Pulte says the allegations are unfounded.
The housing bubble bust has proved tough on homebuyers, but it appears to have hit the homebuilding industry just as hard. Pulte reported losses of $1.47 billion last year, according to the December 16 edition of the Detroit News. Those losses were factored against revenue of $6.28 billion in 2008. In comparison, Pulte brought in $14.69 billion at the height of the building boom in 2005.
Average selling prices for Pulte Homes, which has 8.7 percent of the Michigan market but less than half of one percent nationally, have dropped to $284,000 in 2008, compared to $337,000 in 2006.
Whether or not economic forces are related to the allegations made against the firm by the Laborers' International Union of North America (LiUNA) is not clear. However, the union has included Pulte Homes, together DR Horton, KB Homes and Lenmar in a national protest alleging unfair wages, exploitive mortgage teams, substandard construction and regressive working conditions.
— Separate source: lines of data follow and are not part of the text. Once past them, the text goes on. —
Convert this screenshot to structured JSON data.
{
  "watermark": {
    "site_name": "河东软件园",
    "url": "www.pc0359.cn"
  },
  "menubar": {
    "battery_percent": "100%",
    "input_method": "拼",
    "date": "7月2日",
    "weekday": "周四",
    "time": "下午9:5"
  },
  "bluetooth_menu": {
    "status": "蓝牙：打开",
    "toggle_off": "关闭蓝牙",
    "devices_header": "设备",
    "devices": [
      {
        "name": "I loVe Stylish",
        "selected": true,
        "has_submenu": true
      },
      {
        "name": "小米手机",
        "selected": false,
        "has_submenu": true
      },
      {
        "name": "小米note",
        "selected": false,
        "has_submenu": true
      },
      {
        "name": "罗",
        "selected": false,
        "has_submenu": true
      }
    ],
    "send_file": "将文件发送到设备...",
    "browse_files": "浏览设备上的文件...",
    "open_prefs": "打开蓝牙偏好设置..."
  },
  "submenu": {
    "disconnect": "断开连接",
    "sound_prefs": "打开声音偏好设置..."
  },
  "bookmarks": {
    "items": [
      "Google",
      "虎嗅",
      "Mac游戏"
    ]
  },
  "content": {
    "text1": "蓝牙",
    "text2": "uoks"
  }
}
"The working conditions are back to the 1920s and 1930s," said one of the protesters, Paul Gassel, a financial officer for the local union branch in Pontiac. Workers say they are forced by third-party contractors to work more than 40 hours a week without overtime pay and work so quickly that their construction has defects.
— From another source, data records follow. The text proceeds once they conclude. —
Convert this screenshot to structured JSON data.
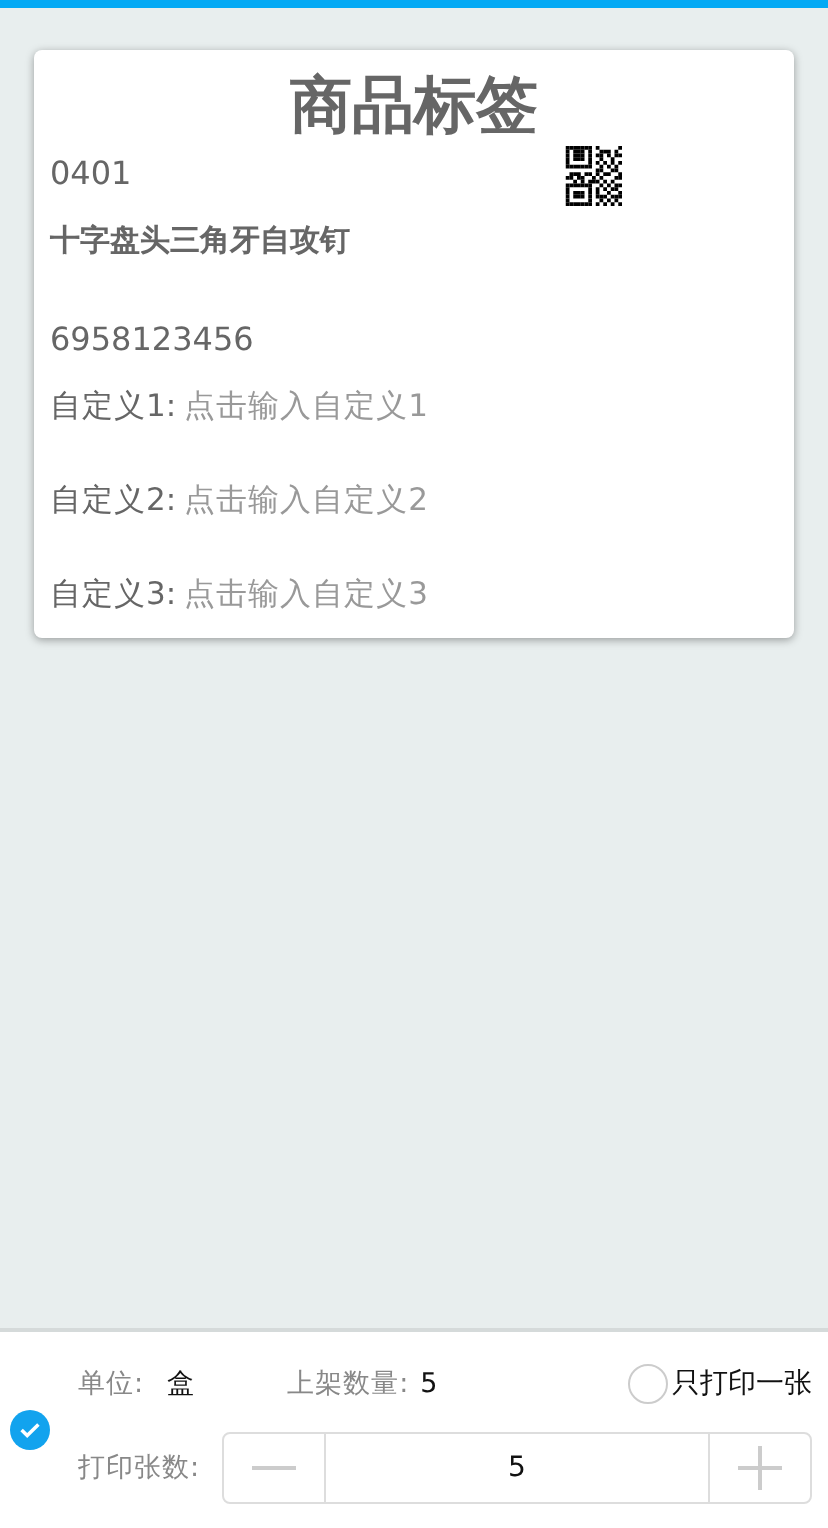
{
  "label": {
    "title": "商品标签",
    "code": "0401",
    "name": "十字盘头三角牙自攻钉",
    "barcode": "6958123456",
    "custom_fields": [
      {
        "label": "自定义1:",
        "placeholder": "点击输入自定义1"
      },
      {
        "label": "自定义2:",
        "placeholder": "点击输入自定义2"
      },
      {
        "label": "自定义3:",
        "placeholder": "点击输入自定义3"
      }
    ]
  },
  "footer": {
    "selected": true,
    "unit_label": "单位:",
    "unit": "盒",
    "shelf_label": "上架数量:",
    "shelf_qty": "5",
    "print_once": {
      "label": "只打印一张",
      "checked": false
    },
    "copies_label": "打印张数:",
    "copies": "5"
  }
}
The protest was part of a 10-city tour on the part of the union, taking homebuilders to task for their roles in the collapse of the US housing market.
New home construction is only a small percentage of the housing industry and Pulte lacks the "monopoly power" to be held responsible for the US housing collapse, according to Don Grimes, a senior researcher at University of Michigan's Institute of Labor and Industrial Relations.
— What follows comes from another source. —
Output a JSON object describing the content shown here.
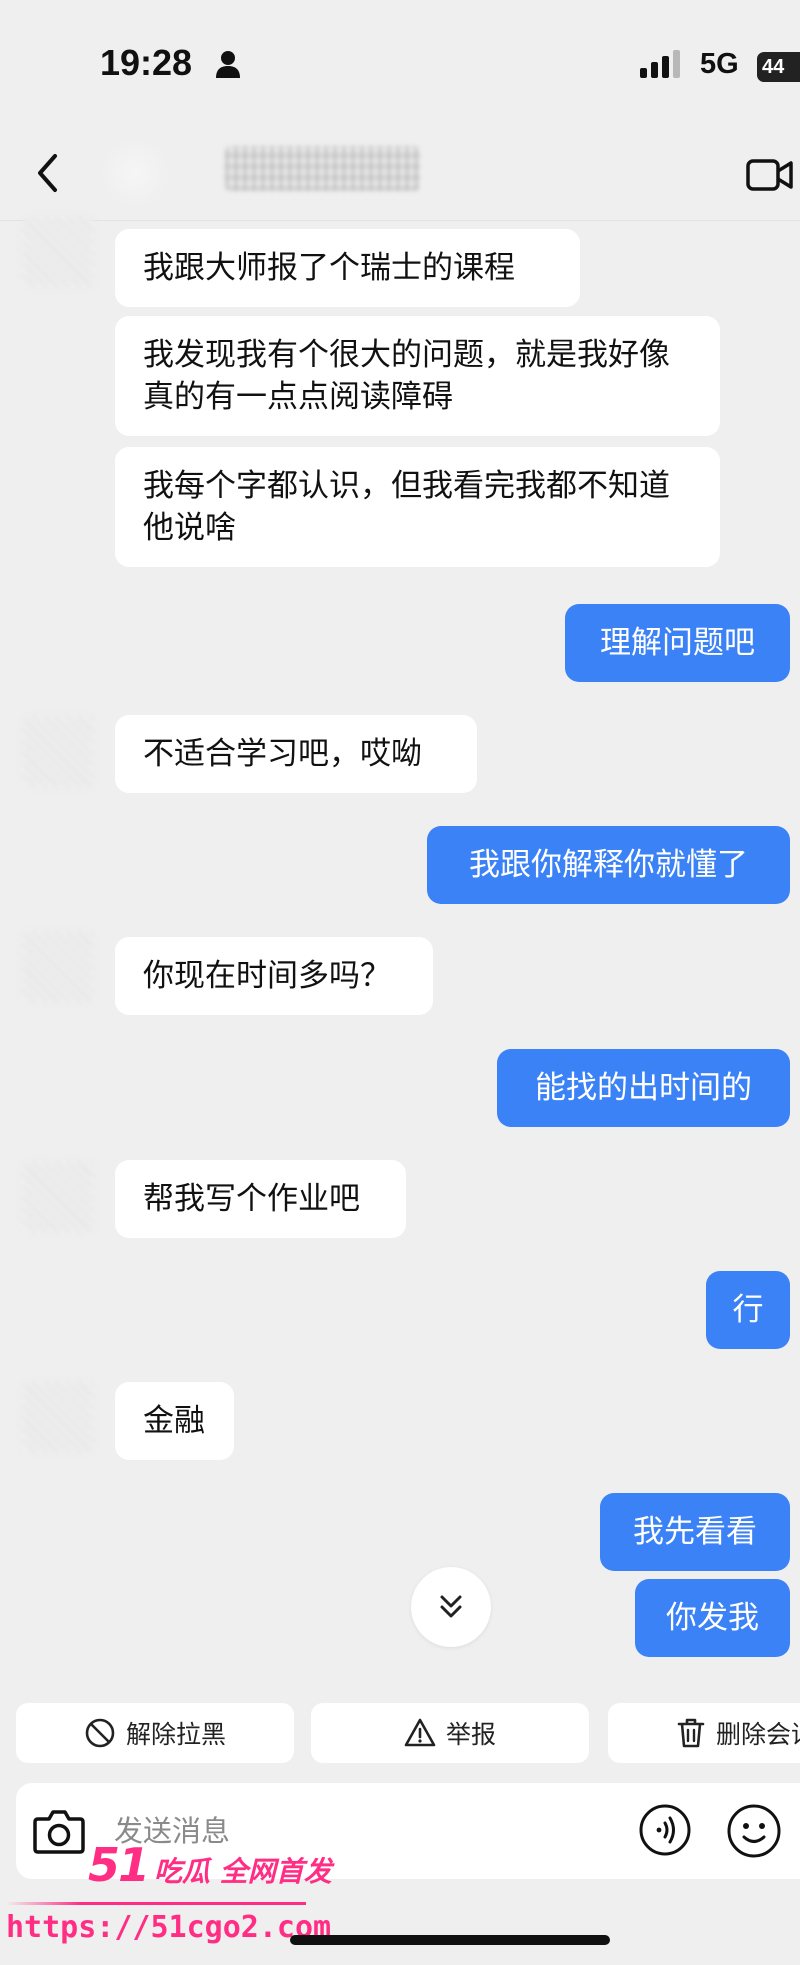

"They're not going to dominate the market in terms of setting mortgage practices," Grimes said. "It would be really hard to imply a conspiracy."
A spokesperson for Pulte suggested the LiUNA protest was little more than a publicity stunt. The company, founded by the then-18-year-old Bill Pulte in Detroit in 1950, has grown to become a respected homebuilder with communities in 59 markets, 29 states and the District of Columbia. Pulte delivered its 500,000th home in 2007.
According to Michigan Department of Labor, jobs in construction and building in the state fell 16.2 percent between October 2008 and 2009, while jobs in specialty trade contracting fell 17.6 percent.